02-28-2024, 07:00 PM

02-29-2024, 08:55 AM

(02-28-2024 07:00 PM)ReinXXL Wrote: [ -> ]integral(ln(x+2)dx

answer: x*ln(x+2)-x+2*ln(x+2)-2

why is there a -2 at the end?

Why not? Indefinite integrals are always +/- any arbitrary constant value, of which "-2" is a special case. I assume this results from Xcas implementation.

02-29-2024, 02:25 PM

I had the same thought.

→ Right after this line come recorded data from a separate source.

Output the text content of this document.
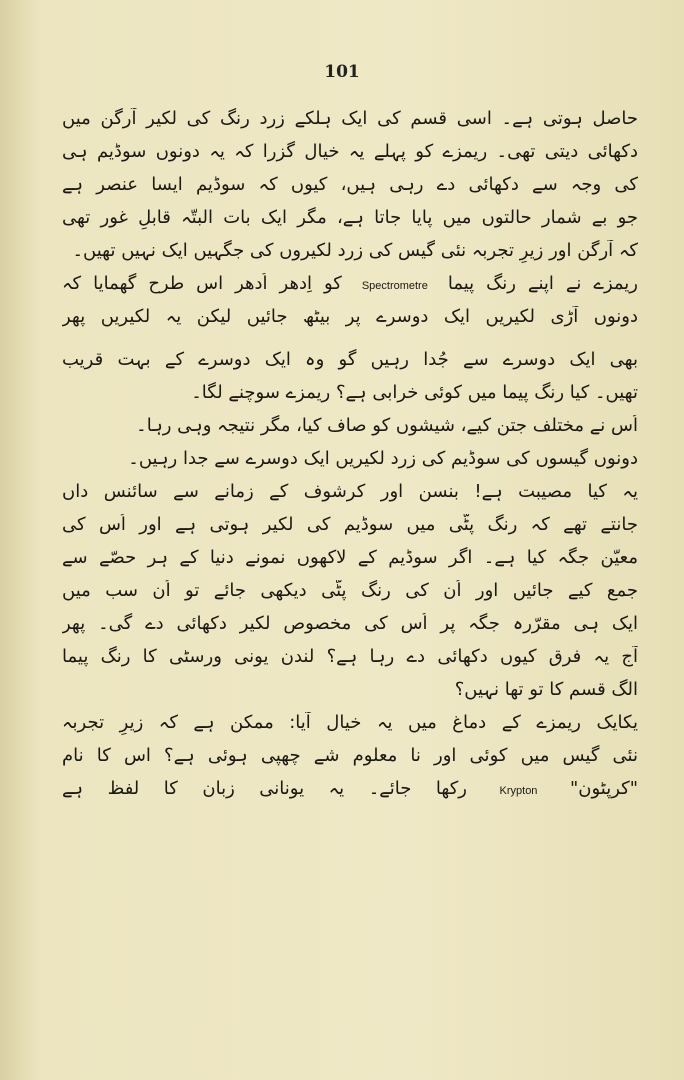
101
حاصل ہوتی ہے۔ اسی قسم کی ایک ہلکے زرد رنگ کی لکیر آرگن میں
دکھائی دیتی تھی۔ ریمزے کو پہلے یہ خیال گزرا کہ یہ دونوں سوڈیم ہی
کی وجہ سے دکھائی دے رہی ہیں، کیوں کہ سوڈیم ایسا عنصر ہے
جو بے شمار حالتوں میں پایا جاتا ہے، مگر ایک بات البتّہ قابلِ غور تھی
کہ آرگن اور زیرِ تجربہ نئی گیس کی زرد لکیروں کی جگہیں ایک نہیں تھیں۔
ریمزے نے اپنے رنگ پیما Spectrometre کو اِدھر اُدھر اس طرح گھمایا کہ
دونوں آڑی لکیریں ایک دوسرے پر بیٹھ جائیں لیکن یہ لکیریں پھر
بھی ایک دوسرے سے جُدا رہیں گو وہ ایک دوسرے کے بہت قریب
تھیں۔ کیا رنگ پیما میں کوئی خرابی ہے؟ ریمزے سوچنے لگا۔
اُس نے مختلف جتن کیے، شیشوں کو صاف کیا، مگر نتیجہ وہی رہا۔
دونوں گیسوں کی سوڈیم کی زرد لکیریں ایک دوسرے سے جدا رہیں۔
یہ کیا مصیبت ہے! بنسن اور کرشوف کے زمانے سے سائنس داں
جانتے تھے کہ رنگ پٹّی میں سوڈیم کی لکیر ہوتی ہے اور اُس کی
معیّن جگہ کیا ہے۔ اگر سوڈیم کے لاکھوں نمونے دنیا کے ہر حصّے سے
جمع کیے جائیں اور اُن کی رنگ پٹّی دیکھی جائے تو اُن سب میں
ایک ہی مقرّرہ جگہ پر اُس کی مخصوص لکیر دکھائی دے گی۔ پھر
آج یہ فرق کیوں دکھائی دے رہا ہے؟ لندن یونی ورسٹی کا رنگ پیما
الگ قسم کا تو تھا نہیں؟
یکایک ریمزے کے دماغ میں یہ خیال آیا: ممکن ہے کہ زیرِ تجربہ
نئی گیس میں کوئی اور نا معلوم شے چھپی ہوئی ہے؟ اس کا نام
"کرپٹون" Krypton رکھا جائے۔ یہ یونانی زبان کا لفظ ہے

Was wondering how/why XCAS came up with a constant equaling 2 as opposed to something else!

02-29-2024, 02:46 PM

Maybe it is the airspeed velocity of an unladen African sparrow?

02-29-2024, 03:42 PM

(02-29-2024 02:46 PM)KeithB Wrote: [ -> ]Maybe it is the airspeed velocity of an unladen African sparrow?

And because the airspeed velocity is negative (-2), perhaps it is flying backwards :)

02-29-2024, 04:31 PM

Why -2?

You can rewrite the answer x*ln(x+2)-x+2*ln(x+2)-2 as (x+2)*ln(x+2)-(x+2).

You can rewrite the answer x*ln(x+2)-x+2*ln(x+2)-2 as (x+2)*ln(x+2)-(x+2).

02-29-2024, 04:42 PM

(02-28-2024 07:00 PM)ReinXXL Wrote: [ -> ]why is there a -2 at the end?

We can consider the singularity at \(x=-2\) a natural lower bound of the definite integral.

This choice of the integral constant makes it \(0\) at that value:

\(

\begin{align}

F(x)

&= \int_{-2}^{x} \log(t+2) \; \mathrm{d}t \\

\\

&= (t+2) \log(t+2) - t \Big|_{-2}^x \\

\\

&= (x+2) \log(x+2) - x - 2 \\

\end{align}

\)

02-29-2024, 05:47 PM

02-29-2024, 06:23 PM

Not really mysterious, it's a linear change of variable.